Based on my understanding of your comments, that the raw value of dense vector field will be stored in Lucene and again in _source
if not excluded, so there is a duplication, and this resulted additional 40 GB storage on disk, right?
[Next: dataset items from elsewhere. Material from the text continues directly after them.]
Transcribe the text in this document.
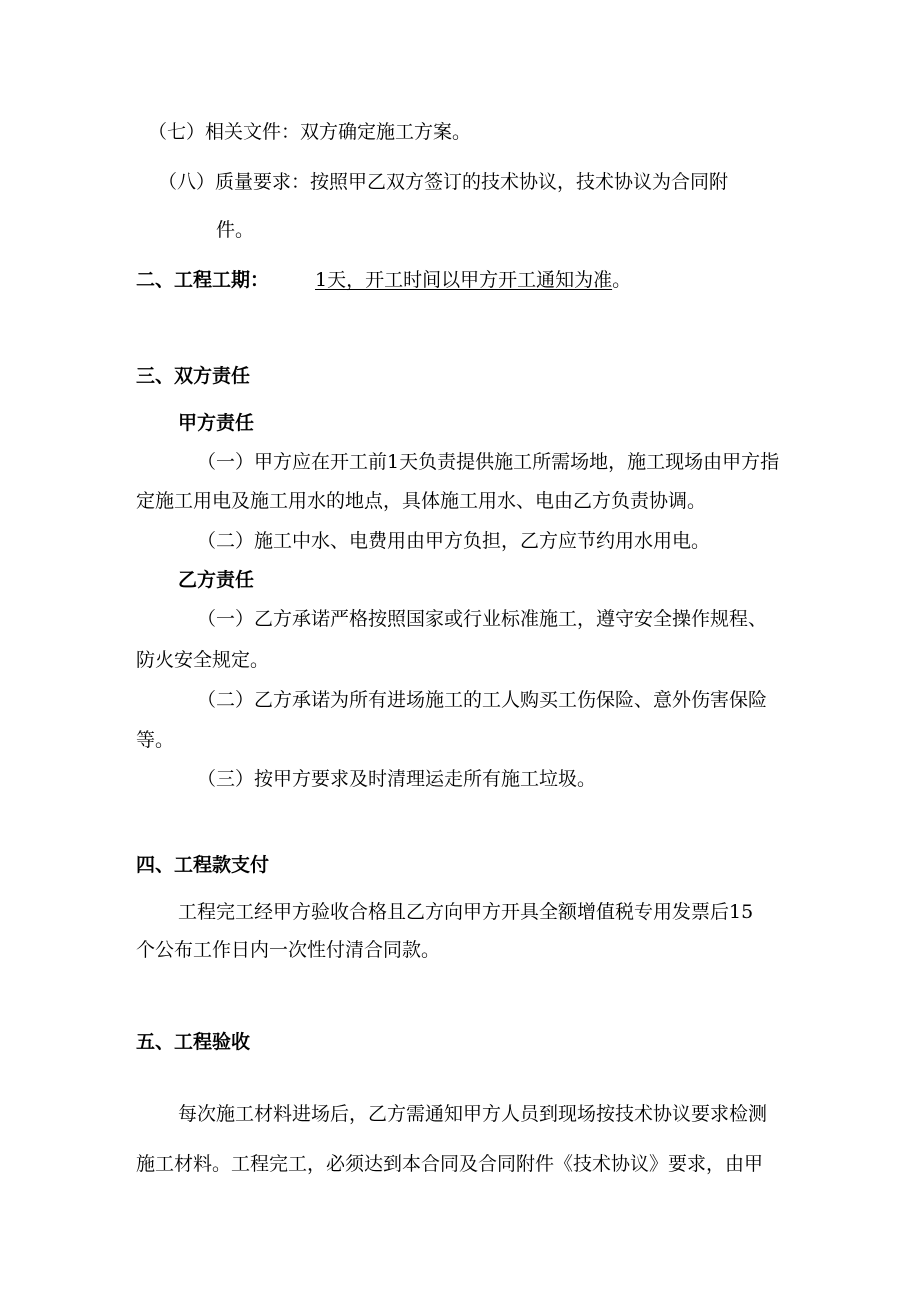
（七）相关文件：双方确定施工方案。
（八）质量要求：按照甲乙双方签订的技术协议，技术协议为合同附
件。
二、工程工期： 1天，开工时间以甲方开工通知为准。
三、双方责任
甲方责任
（一）甲方应在开工前1天负责提供施工所需场地，施工现场由甲方指
定施工用电及施工用水的地点，具体施工用水、电由乙方负责协调。
（二）施工中水、电费用由甲方负担，乙方应节约用水用电。
乙方责任
（一）乙方承诺严格按照国家或行业标准施工，遵守安全操作规程、
防火安全规定。
（二）乙方承诺为所有进场施工的工人购买工伤保险、意外伤害保险
等。
（三）按甲方要求及时清理运走所有施工垃圾。
四、工程款支付
工程完工经甲方验收合格且乙方向甲方开具全额增值税专用发票后15
个公布工作日内一次性付清合同款。
五、工程验收
每次施工材料进场后，乙方需通知甲方人员到现场按技术协议要求检测
施工材料。工程完工，必须达到本合同及合同附件《技术协议》要求，由甲
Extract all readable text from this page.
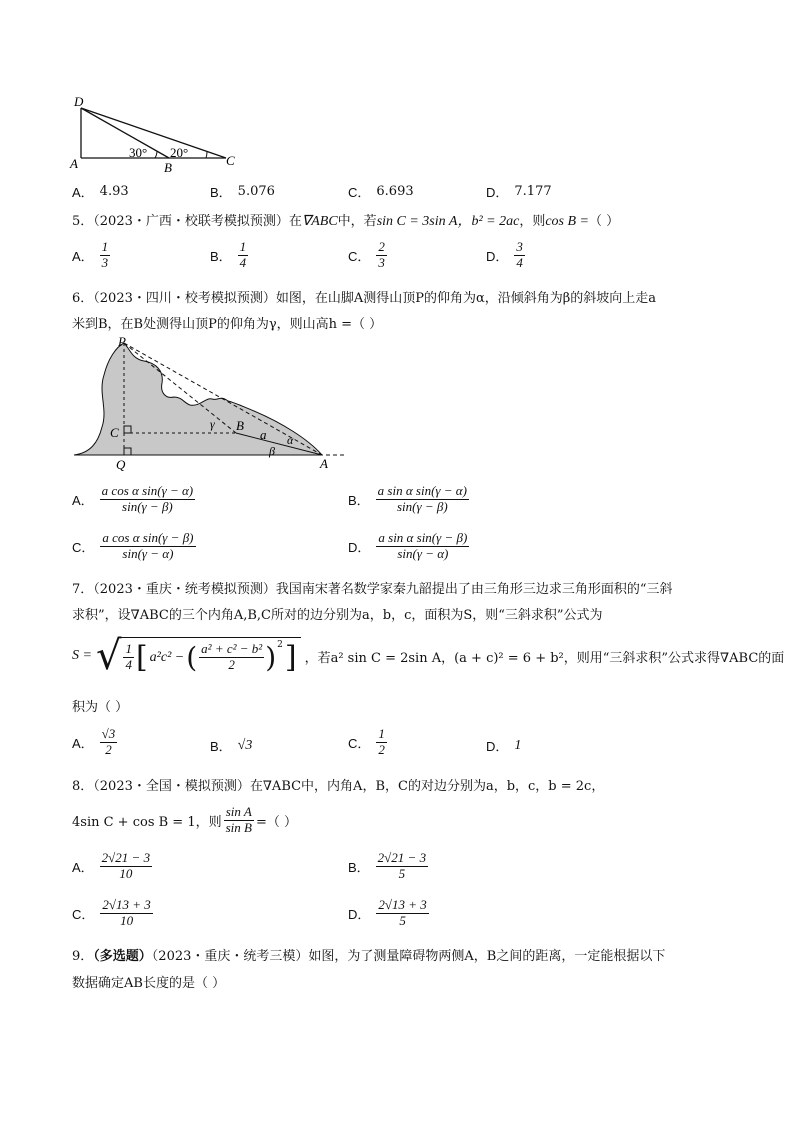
D
A	B	C
30° 20°
A． 4.93	B． 5.076	C． 6.693	D． 7.177
5．（2023・广西・校联考模拟预测）在∇ABC中，若sin C = 3sin A，b² = 2ac，则cos B =（ ）
A． $\frac{1}{3}$	B． $\frac{1}{4}$	C． $\frac{2}{3}$	D． $\frac{3}{4}$
6．（2023・四川・校考模拟预测）如图，在山脚A测得山顶P的仰角为α，沿倾斜角为β的斜坡向上走a
米到B，在B处测得山顶P的仰角为γ，则山高h =（ ）
P
C
Q	A
B
a α
β
γ
A． $\frac{\text{a cos α sin(γ − α)}}{\sin(\gamma - \beta)}$	B． $\frac{\text{a sin α sin(γ − α)}}{\sin(\gamma - \beta)}$
C． $\frac{\text{a cos α sin(γ − β)}}{\sin(\gamma - \alpha)}$	D． $\frac{\text{a sin α sin(γ − β)}}{\sin(\gamma - \alpha)}$
7．（2023・重庆・统考模拟预测）我国南宋著名数学家秦九韶提出了由三角形三边求三角形面积的“三斜
求积”，设∇ABC的三个内角A,B,C所对的边分别为a，b，c，面积为S，则“三斜求积”公式为
S = √ $\frac{1}{4}$ [ a²c² − ( $\frac{\text{a² + c² − b²}}{2} )^2$ ] ，若a² sin C = 2sin A，(a + c)² = 6 + b²，则用“三斜求积”公式求得∇ABC的面
积为（ ）
A． $\frac{√3}{2}$	B． √3	C． $\frac{1}{2}$	D． 1
8．（2023・全国・模拟预测）在∇ABC中，内角A，B，C的对边分别为a，b，c，b = 2c，
4sin C + cos B = 1，则 $\frac{\text{sin A}}{\text{sin B}}$ =（ ）
A． $\frac{2√21 - 3}{10}$	B． $\frac{2√21 - 3}{5}$
C． $\frac{2√13 + 3}{10}$	D． $\frac{2√13 + 3}{5}$
9．（多选题）（2023・重庆・统考三模）如图，为了测量障碍物两侧A，B之间的距离，一定能根据以下
数据确定AB长度的是（ ）
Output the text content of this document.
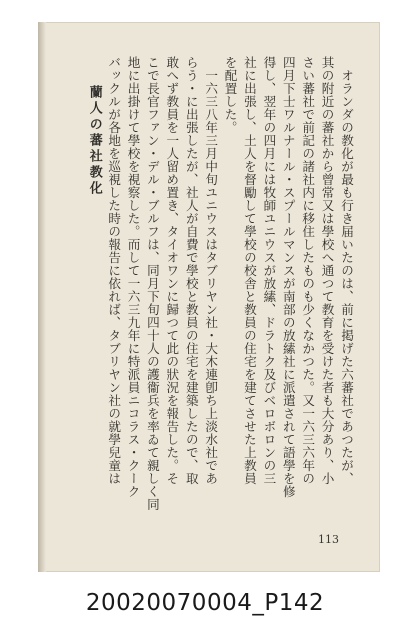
オランダの教化が最も行き届いたのは、前に掲げた六蕃社であつたが、

其の附近の蕃社から曾常又は學校へ通つて教育を受けた者も大分あり、小

さい蕃社で前記の諸社内に移住したものも少くなかつた。又一六三六年の

四月下士ワルナール・スプールマンスが南部の放縤社に派遣されて語學を修

得し、翌年の四月には牧師ユニウスが放縤、ドラトク及びベロボロンの三

社に出張し、土人を督勵して學校の校舎と教員の住宅を建てさせた上教員

を配置した。

一六三八年三月中旬ユニウスはタブリヤン社・大木連卽ち上淡水社であ

らう・に出張したが、社人が自費で學校と教員の住宅を建築したので、取

敢へず教員を一人留め置き、タイオワンに歸つて此の狀況を報告した。そ

こで長官ファン・デル・ブルフは、同月下旬四十人の護衞兵を率ゐて親しく同

地に出掛けて學校を視察した。而して一六三九年に特派員ニコラス・クーク

バックルが各地を巡視した時の報告に依れば、タブリヤン社の就學兒童は

蘭人の蕃社教化

113
20020070004_P142
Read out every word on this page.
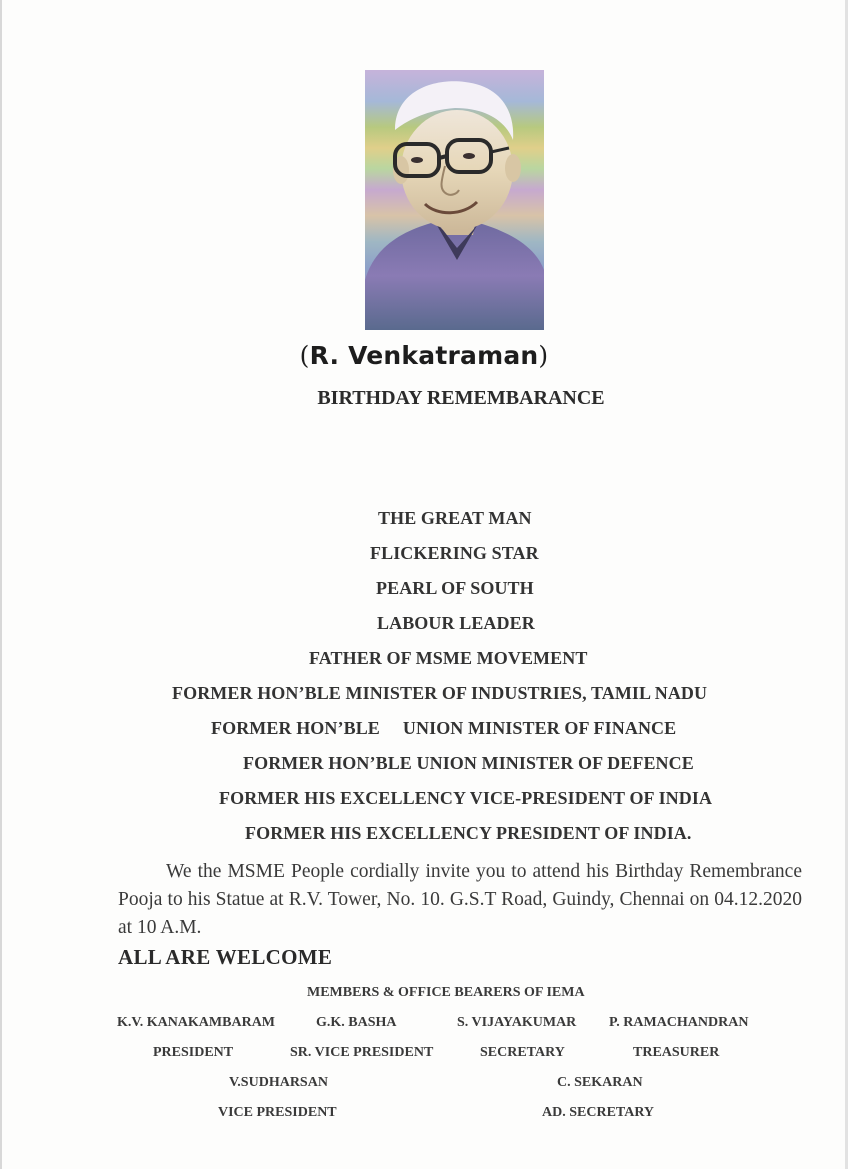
(R. Venkatraman)
BIRTHDAY REMEMBARANCE
THE GREAT MAN
FLICKERING STAR
PEARL OF SOUTH
LABOUR LEADER
FATHER OF MSME MOVEMENT
FORMER HON’BLE MINISTER OF INDUSTRIES, TAMIL NADU
FORMER HON’BLE     UNION MINISTER OF FINANCE
FORMER HON’BLE UNION MINISTER OF DEFENCE
FORMER HIS EXCELLENCY VICE-PRESIDENT OF INDIA
FORMER HIS EXCELLENCY PRESIDENT OF INDIA.
We the MSME People cordially invite you to attend his Birthday Remembrance Pooja to his Statue at R.V. Tower, No. 10. G.S.T Road, Guindy, Chennai on 04.12.2020 at 10 A.M.
ALL ARE WELCOME
MEMBERS & OFFICE BEARERS OF IEMA
K.V. KANAKAMBARAM	G.K. BASHA	S. VIJAYAKUMAR P. RAMACHANDRAN
PRESIDENT	SR. VICE PRESIDENT	SECRETARY	TREASURER
V.SUDHARSAN	C. SEKARAN
VICE PRESIDENT	AD. SECRETARY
How the configuration of 1 replica influences the storage additionally?
What about the quantized vectors, will they be duplicated as well in replica shards?
I attached partially the response from the disk usage api
{
"_shards": {
"total": 2,
"successful": 2,
"failed": 0
},
"file_flat_1024": {
"store_size": "216.5gb",
"store_size_in_bytes": 232469055909,
"all_fields": {
"total": "216.4gb",
"total_in_bytes": 232444165546,
"inverted_index": {
"total": "2.9gb",
"total_in_bytes": 3147344422
},
"stored_fields": "163.7gb",
"stored_fields_in_bytes": 175830555711,
"doc_values": "97.1mb",
"doc_values_in_bytes": 101829561,
"points": "92.2mb",
"points_in_bytes": 96760144,
"norms": "9.8mb",
"norms_in_bytes": 10375998,
"term_vectors": "0b",
"term_vectors_in_bytes": 0,
"knn_vectors": "49.5gb",
"knn_vectors_in_bytes": 53257299710
},
"fields": {
"_source": {
"total": "163.5gb",
"total_in_bytes": 175628654805,
"inverted_index": {
"total": "0b",
"total_in_bytes": 0
},
"stored_fields": "163.5gb",
"stored_fields_in_bytes": 175628654805,
"doc_values": "0b",
"doc_values_in_bytes": 0,
"points": "0b",
"points_in_bytes": 0,
"norms": "0b",
"norms_in_bytes": 0,
"term_vectors": "0b",
"term_vectors_in_bytes": 0,
"knn_vectors": "0b",
"knn_vectors_in_bytes": 0
},
"file_section_embedding": {
"total": "49.5gb",
"total_in_bytes": 53257299710,
"inverted_index": {
"total": "0b",
"total_in_bytes": 0
},
"stored_fields": "0b",
"stored_fields_in_bytes": 0,
"doc_values": "0b",
"doc_values_in_bytes": 0,
"points": "0b",
"points_in_bytes": 0,
"norms": "0b",
"norms_in_bytes": 0,
"term_vectors": "0b",
"term_vectors_in_bytes": 0,
"knn_vectors": "49.5gb",
"knn_vectors_in_bytes": 53257299710
}
}
}
}
Btw, from the response of disk usage API, it seems that it returns the disk usage based on the primary shards, right?